John Quiggin follows up on my post about occupational segregation. He says:

I’d argue that the bulk of the explanation can be found in high school or earlier. Girls do relatively well in language and boys in mathematics. Although I have no data, the disproportion seems to be higher the further up the performance scale you go, so that the very best students (the future PhDs) are highly gender-segregated. Given the incredible power of social pressures in high school, I think it’s reasonable to assume that this outcome is generated by social stereotypes rather than by differences in genes.

These differences are progressively amplified:

At the graduate level, lousy prose will be forgiven but inadequately formalised arguments will not … So the forces of comparative advantage encourage bright women to leave economics and move to fields where their skills are better rewarded.

This is a plausible mechanism. I should have put in a point in my original post about how deep-rooted these processes are and how they are constantly reproducing themselves over time. So high-school and before obviously matter a great deal for the reasons he describes.

This can’t explain everything, though. Two things stand out. First, we’re still left with the fine-grainedness of intra-disciplinary segregation. Even the lower-status fields in Economics (e.g., those that involve looking at data of any sort, hem hem) require a very high degree of competence in formal methods. Why should women be disproportionately found in these subfields?
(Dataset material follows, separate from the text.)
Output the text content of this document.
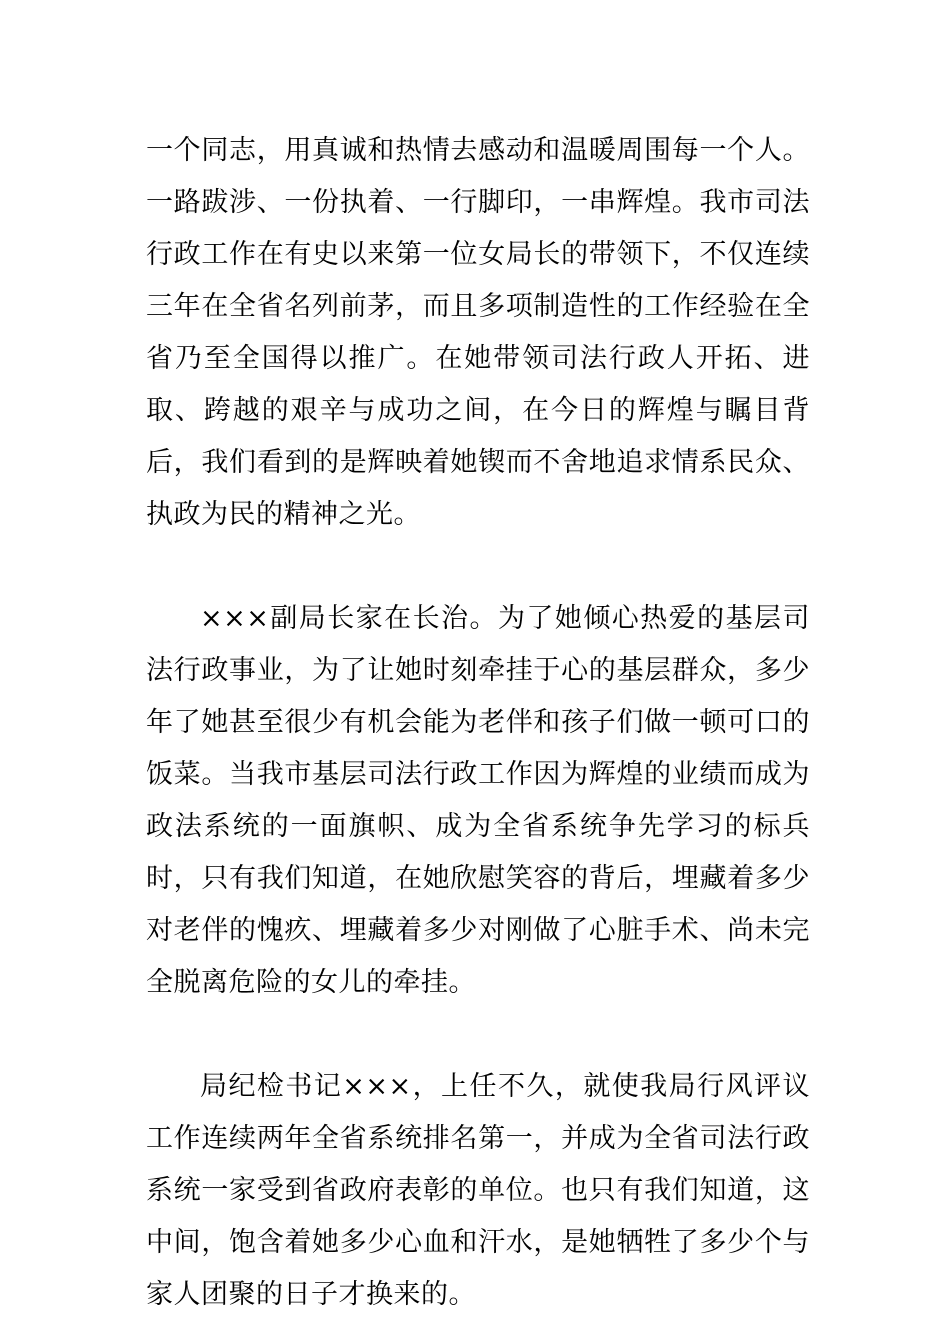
一个同志，用真诚和热情去感动和温暖周围每一个人。一路跋涉、一份执着、一行脚印，一串辉煌。我市司法行政工作在有史以来第一位女局长的带领下，不仅连续三年在全省名列前茅，而且多项制造性的工作经验在全省乃至全国得以推广。在她带领司法行政人开拓、进取、跨越的艰辛与成功之间，在今日的辉煌与瞩目背后，我们看到的是辉映着她锲而不舍地追求情系民众、执政为民的精神之光。

×××副局长家在长治。为了她倾心热爱的基层司法行政事业，为了让她时刻牵挂于心的基层群众，多少年了她甚至很少有机会能为老伴和孩子们做一顿可口的饭菜。当我市基层司法行政工作因为辉煌的业绩而成为政法系统的一面旗帜、成为全省系统争先学习的标兵时，只有我们知道，在她欣慰笑容的背后，埋藏着多少对老伴的愧疚、埋藏着多少对刚做了心脏手术、尚未完全脱离危险的女儿的牵挂。

局纪检书记×××，上任不久，就使我局行风评议工作连续两年全省系统排名第一，并成为全省司法行政系统一家受到省政府表彰的单位。也只有我们知道，这中间，饱含着她多少心血和汗水，是她牺牲了多少个与家人团聚的日子才换来的。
Second, as Brian Weatherson points out, there are technical fields where women are much better represented. Brian’s example of cognitive science is consistent with the idea that newer fields will tend to be less segregated.

All of this may be six of one, half dozen of the other. There’s no reason to think that there’s just one mechanism at work here. Early socialization and high-school sorting is the ground-bass of the process, but disciplines still bear a good deal of responsibility for the outcomes we observe, and can do a lot to correct them.